Séoul découvre le modèle pluriethnique
Publié le 6 juillet 2009 par Arnaud Vojinovic
En 2020, les « kosian » (métis) devraient atteindre 30% des naissances de la population sud-coréenne qui depuis toujours se vit ethniquement pure. Au pays du matin calme, facilement raciste, on se prépare à cette donne majeure.
La sortie le 25 juin dernier dans les salles coréennes de « Bandhobi » (« mon amie » en bengali) du réalisateur coréen Shin Dong-il est symptomatique d’une transformation profonde de la société coréenne. Le pays que l’on qualifie encore parfois de « pays ermite » est en train de devenir une société pluriethnique. Pourtant la double nationalité n’est pas reconnue, sauf cas particuliers et de façon temporaire. Et les conditions pour obtenir la nationalité sont tellement contraignantes (à part pour les footballeurs de haut niveau) qu’aujourd’hui on dénombre 1 million d’étrangers (dont 200 000 qui seraient des illégaux) résidant plus de 3 mois en Corée. Cela n’est pas sans poser un certain nombre de problèmes pour un pays qui il y a à peine dix ans se considérait comme ethniquement homogène.

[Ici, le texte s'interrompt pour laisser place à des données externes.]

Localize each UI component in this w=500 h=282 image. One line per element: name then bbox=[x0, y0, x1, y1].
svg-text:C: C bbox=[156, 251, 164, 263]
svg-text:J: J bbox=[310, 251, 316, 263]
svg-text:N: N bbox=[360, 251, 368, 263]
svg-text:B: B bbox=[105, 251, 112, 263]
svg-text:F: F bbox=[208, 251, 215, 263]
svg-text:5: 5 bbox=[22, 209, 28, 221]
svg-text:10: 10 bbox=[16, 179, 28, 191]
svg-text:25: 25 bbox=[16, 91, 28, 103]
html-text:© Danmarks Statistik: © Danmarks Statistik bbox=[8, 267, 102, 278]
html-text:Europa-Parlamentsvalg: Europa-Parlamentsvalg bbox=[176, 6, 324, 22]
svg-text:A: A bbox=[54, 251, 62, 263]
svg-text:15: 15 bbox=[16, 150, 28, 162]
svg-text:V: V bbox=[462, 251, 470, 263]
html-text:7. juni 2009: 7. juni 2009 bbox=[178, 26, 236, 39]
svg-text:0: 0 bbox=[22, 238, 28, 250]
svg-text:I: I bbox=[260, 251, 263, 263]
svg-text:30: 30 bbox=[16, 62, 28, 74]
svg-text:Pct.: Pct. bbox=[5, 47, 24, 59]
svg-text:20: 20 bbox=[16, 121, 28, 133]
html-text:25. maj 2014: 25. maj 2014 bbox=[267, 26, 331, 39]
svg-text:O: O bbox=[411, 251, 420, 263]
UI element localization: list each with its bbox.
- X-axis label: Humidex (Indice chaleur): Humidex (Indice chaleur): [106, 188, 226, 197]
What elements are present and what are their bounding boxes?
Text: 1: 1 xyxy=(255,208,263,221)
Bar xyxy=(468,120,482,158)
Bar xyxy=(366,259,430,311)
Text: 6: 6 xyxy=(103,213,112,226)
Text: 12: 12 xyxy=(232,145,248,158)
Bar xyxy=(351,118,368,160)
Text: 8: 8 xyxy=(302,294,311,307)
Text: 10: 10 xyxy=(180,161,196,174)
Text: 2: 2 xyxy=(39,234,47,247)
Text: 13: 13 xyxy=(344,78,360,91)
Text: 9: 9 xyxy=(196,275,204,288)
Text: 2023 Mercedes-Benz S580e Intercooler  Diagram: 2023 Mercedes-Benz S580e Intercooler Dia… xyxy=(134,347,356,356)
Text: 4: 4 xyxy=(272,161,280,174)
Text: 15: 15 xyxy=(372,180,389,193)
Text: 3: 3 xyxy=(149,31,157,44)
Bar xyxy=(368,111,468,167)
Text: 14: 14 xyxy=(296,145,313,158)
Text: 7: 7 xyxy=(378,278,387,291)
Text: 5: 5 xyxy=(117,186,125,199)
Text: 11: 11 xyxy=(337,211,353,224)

La Corée avait pour habitude de fournir des contingents de migrants essaimant des communautés à travers le monde au fil de son histoire : en Chine, en URSS, au Japon pendant l’occupation (1910-1945), en Allemagne (en grande partie des infirmiers et des mineurs dans les années 1970), aux Etats Unis (dans les années 1980 afin d’assurer à leurs enfants l’accès aux meilleures universités) et en Amérique du Sud, pays auxquels on ajoutera les 200 000 enfants adoptés, du fait d’une natalité défaillante, le flux migratoire s’est inversé.
Ces étrangers sont des femmes asiatiques appelées afin de résorber le déséquilibre démographique dans les campagnes mais aussi des Philippins, Indonésiens, Bengali, Vietnamiens et Chinois d’origine coréenne venant grossir des bataillons d’une main d’œuvre bon marché dans les secteurs de l’industrie, de la construction et de la restauration. Les visas de longue durée viennent d’être étendus de 3 à 5 ans. Au delà le travailleur étranger doit retourner dans son pays d’origine et y résider au moins un mois avant de pouvoir revenir en Corée.
Tous rêvant d’un avenir meilleur auront une grande chance de ne connaitre que pauvreté et racisme au mieux, violence sexuelle ou domestique dans les pires des cas.
Une bombe démographique à retardement
Véritable bombe à retardement démographique, ces kosians (enfant dont un des parents est coréen et l’autre d’un pays asiatique) devraient selon les projections atteindre 30% des naissances en 2020. Et l’enjeu est majeur car aujourd’hui dans la culture populaire, la notion d’une Corée ethniquement homogène est fortement ancrée et le fait que les familles concernées soient pauvres n’aide pas à leur acceptation par le reste de la population.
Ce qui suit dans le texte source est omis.